Yellow isn't girly for a boy, is it? Baby blue bores me... hrm. I suppose I could find some wallpaper, but most of them are tacky. I absolutely refuse to expose my son to poor decor.

I suppose complex thought shouldn't be done at late hours. ...I'm going to bed. And coveting Vincent. ♥
 
 
Current Mood: accomplished
 
 
Yukari
28 October 2008 @ 01:37 pm
(ooc: I'm semi-back from hiatus... let's see how it goes. 8D;; )


My mother fell ill last week, so I visited her at my brother's insistence. She's doing better now I suppose-- at least well enough to criticize my current lifestyle as usual. (I think she'll pull through.) I decided to return once she started on about not marrying foreigners. *sigh* =_=

I'm glad father wasn't there, and it was good to see Suguru and spoil him a little... but I prefer being home in the city. I missed Vincent and the dogs. And the refrigerator. *____*

Ah! The baby just kicked. I guess he's happy to be home too, ne. ♥
 
 
Current Mood: thoughtful
 
 
Yukari
13 October 2008 @ 09:23 am
64.  
Aaaah, it's Vincent's birthday~! Personally I can't wait for the cake... *__* Dinner sounds good, too, though I suppose I should be thinking about lunch around this time first.

Hrm... I forgot the amount of noise a puppy makes... but he's happy, so I'm happy. And Vincent's trying to teach him how to fetch the ball; it's so cute! *scuttles away to find a camera*
 
 
Current Mood: cheerful
 
 
Yukari
08 October 2008 @ 11:20 pm
63.  
Ugh... these damn midnight cravings. I can't sleep, but I don't think the 24-hour market sells clams. Or leeks. Hrm. My feet are swollen, I wouldn't go check anyways. *feels sorry for herself*

Maru is gnawing on Vincent's hand. ... That man could sleep through a nuclear apocalypse. For the life of me, I still can't figure out what to get him for his birthday. I need a Christmas miracle to occur a couple months early. ...Does that happen, I wonder?

(ooc: Eeeh, strike-out not viewable to people who don't know about her predicament.)
 
 
Current Mood: hungry
 
 
Yukari
01 October 2008 @ 11:07 am
62.  
[Private, U-H]

October already? Oh God, his birthday's coming up. Of course he's going to expect birthday sex. *rubs temples* It's been... well... longer than I can remember. I don't even want to think about it until I give birth.
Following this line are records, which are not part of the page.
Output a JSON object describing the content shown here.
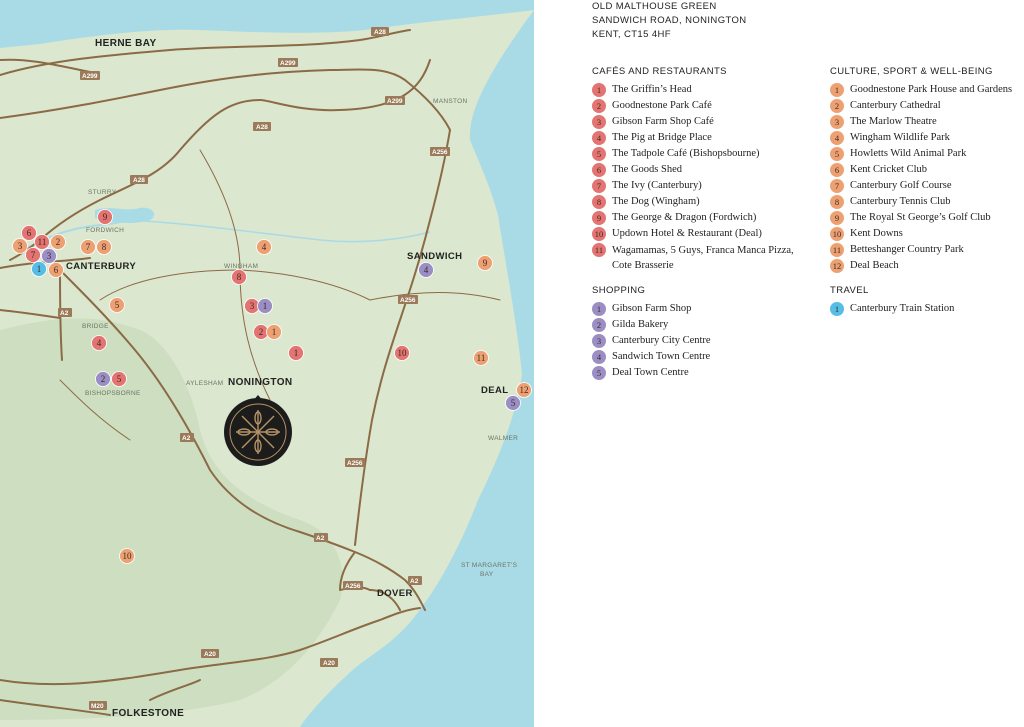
{
  "address": [
    "OLD MALTHOUSE GREEN",
    "SANDWICH ROAD, NONINGTON",
    "KENT, CT15 4HF"
  ],
  "colors": {
    "land": "#dbe7cf",
    "sea": "#a9dbe6",
    "road": "#8b6a46",
    "cafes": "#e37471",
    "culture": "#eda172",
    "shopping": "#9a8ec4",
    "travel": "#55bde6",
    "logo_bg": "#1c1c1c",
    "logo_fg": "#b59363"
  },
  "map": {
    "places": {
      "herne_bay": "HERNE BAY",
      "canterbury": "CANTERBURY",
      "sandwich": "SANDWICH",
      "nonington": "NONINGTON",
      "deal": "DEAL",
      "dover": "DOVER",
      "folkestone": "FOLKESTONE"
    },
    "small_places": {
      "sturry": "STURRY",
      "fordwich": "FORDWICH",
      "wingham": "WINGHAM",
      "manston": "MANSTON",
      "bridge": "BRIDGE",
      "bishopsborne": "BISHOPSBORNE",
      "aylesham": "AYLESHAM",
      "walmer": "WALMER",
      "st_margarets_1": "ST MARGARET'S",
      "st_margarets_2": "BAY"
    },
    "roads": {
      "a28_top": "A28",
      "a299_right": "A299",
      "a299_left": "A299",
      "a299_mid": "A299",
      "a28_mid": "A28",
      "a28_low": "A28",
      "a256_top": "A256",
      "a256_mid": "A256",
      "a256_low": "A256",
      "a256_dover": "A256",
      "a2_bridge": "A2",
      "a2_low": "A2",
      "a2_mid": "A2",
      "a2_dover": "A2",
      "a20_a": "A20",
      "a20_b": "A20",
      "m20": "M20"
    },
    "markers": [
      {
        "cat": "cafes",
        "n": "9"
      },
      {
        "cat": "cafes",
        "n": "6"
      },
      {
        "cat": "cafes",
        "n": "11"
      },
      {
        "cat": "culture",
        "n": "2"
      },
      {
        "cat": "culture",
        "n": "3"
      },
      {
        "cat": "cafes",
        "n": "7"
      },
      {
        "cat": "shopping",
        "n": "3"
      },
      {
        "cat": "travel",
        "n": "1"
      },
      {
        "cat": "culture",
        "n": "6"
      },
      {
        "cat": "culture",
        "n": "7"
      },
      {
        "cat": "culture",
        "n": "8"
      },
      {
        "cat": "culture",
        "n": "4"
      },
      {
        "cat": "cafes",
        "n": "8"
      },
      {
        "cat": "culture",
        "n": "5"
      },
      {
        "cat": "cafes",
        "n": "3"
      },
      {
        "cat": "shopping",
        "n": "1"
      },
      {
        "cat": "cafes",
        "n": "2"
      },
      {
        "cat": "culture",
        "n": "1"
      },
      {
        "cat": "cafes",
        "n": "1"
      },
      {
        "cat": "cafes",
        "n": "4"
      },
      {
        "cat": "shopping",
        "n": "2"
      },
      {
        "cat": "cafes",
        "n": "5"
      },
      {
        "cat": "shopping",
        "n": "4"
      },
      {
        "cat": "culture",
        "n": "9"
      },
      {
        "cat": "cafes",
        "n": "10"
      },
      {
        "cat": "culture",
        "n": "11"
      },
      {
        "cat": "culture",
        "n": "12"
      },
      {
        "cat": "shopping",
        "n": "5"
      },
      {
        "cat": "culture",
        "n": "10"
      }
    ]
  },
  "legend": {
    "cafes": {
      "title": "CAFÉS AND RESTAURANTS",
      "items": [
        {
          "n": "1",
          "label": "The Griffin’s Head"
        },
        {
          "n": "2",
          "label": "Goodnestone Park Café"
        },
        {
          "n": "3",
          "label": "Gibson Farm Shop Café"
        },
        {
          "n": "4",
          "label": "The Pig at Bridge Place"
        },
        {
          "n": "5",
          "label": "The Tadpole Café (Bishopsbourne)"
        },
        {
          "n": "6",
          "label": "The Goods Shed"
        },
        {
          "n": "7",
          "label": "The Ivy (Canterbury)"
        },
        {
          "n": "8",
          "label": "The Dog (Wingham)"
        },
        {
          "n": "9",
          "label": "The George & Dragon (Fordwich)"
        },
        {
          "n": "10",
          "label": "Updown Hotel & Restaurant (Deal)"
        },
        {
          "n": "11",
          "label": "Wagamamas, 5 Guys, Franca Manca Pizza, Cote Brasserie"
        }
      ]
    },
    "shopping": {
      "title": "SHOPPING",
      "items": [
        {
          "n": "1",
          "label": "Gibson Farm Shop"
        },
        {
          "n": "2",
          "label": "Gilda Bakery"
        },
        {
          "n": "3",
          "label": "Canterbury City Centre"
        },
        {
          "n": "4",
          "label": "Sandwich Town Centre"
        },
        {
          "n": "5",
          "label": "Deal Town Centre"
        }
      ]
    },
    "culture": {
      "title": "CULTURE, SPORT & WELL-BEING",
      "items": [
        {
          "n": "1",
          "label": "Goodnestone Park House and Gardens"
        },
        {
          "n": "2",
          "label": "Canterbury Cathedral"
        },
        {
          "n": "3",
          "label": "The Marlow Theatre"
        },
        {
          "n": "4",
          "label": "Wingham Wildlife Park"
        },
        {
          "n": "5",
          "label": "Howletts Wild Animal Park"
        },
        {
          "n": "6",
          "label": "Kent Cricket Club"
        },
        {
          "n": "7",
          "label": "Canterbury Golf Course"
        },
        {
          "n": "8",
          "label": "Canterbury Tennis Club"
        },
        {
          "n": "9",
          "label": "The Royal St George’s Golf Club"
        },
        {
          "n": "10",
          "label": "Kent Downs"
        },
        {
          "n": "11",
          "label": "Betteshanger Country Park"
        },
        {
          "n": "12",
          "label": "Deal Beach"
        }
      ]
    },
    "travel": {
      "title": "TRAVEL",
      "items": [
        {
          "n": "1",
          "label": "Canterbury Train Station"
        }
      ]
    }
  }
}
... And somehow I doubt that he could wait until March. There has to be another way... hrm.
[/]

[Not viewable to Vincent]

Ah... this may come off as a strange request-- but does anyone happen to know where I can find a disease-free hooker? >___>;;;

It's not for me-- I, err... simply have a noble quest I must fulfill.
 
 
Current Mood: hopeful
 
 
Yukari
22 September 2008 @ 08:55 am
61.  
Just returned from the Doctor's-- it's official. We're having a boy. I don't quite remember what Vincent decided to call him... Luciano something-something. Heaven forbid we put a Japanese name in there, hmm darling?

Anyways, now that my husband has nearly made me deaf with his cries of joy over the phone, I can finally start buying baby clothes. ... Right now.


Ah! And Happy Birthday, Eclipse. ♥ Now you're old like the rest of us.

(ooc: Had to do this because... YAY 4 MONTHS ♥ 8D!)
 
 
Current Mood: cheerful
 
 
Yukari
09 September 2008 @ 08:43 am
60.  
H-how the hell did he hide my heels-- ALL OF THEM!? *wibble* I can't find the shoes Rae gave me either... flat shoes are stupid, Vincent. I hope you're pleased with yourself.

The one time I get to go outside... *huff*

(ooc: XDDD She's totally going to be clumsy and stumbling without them on.)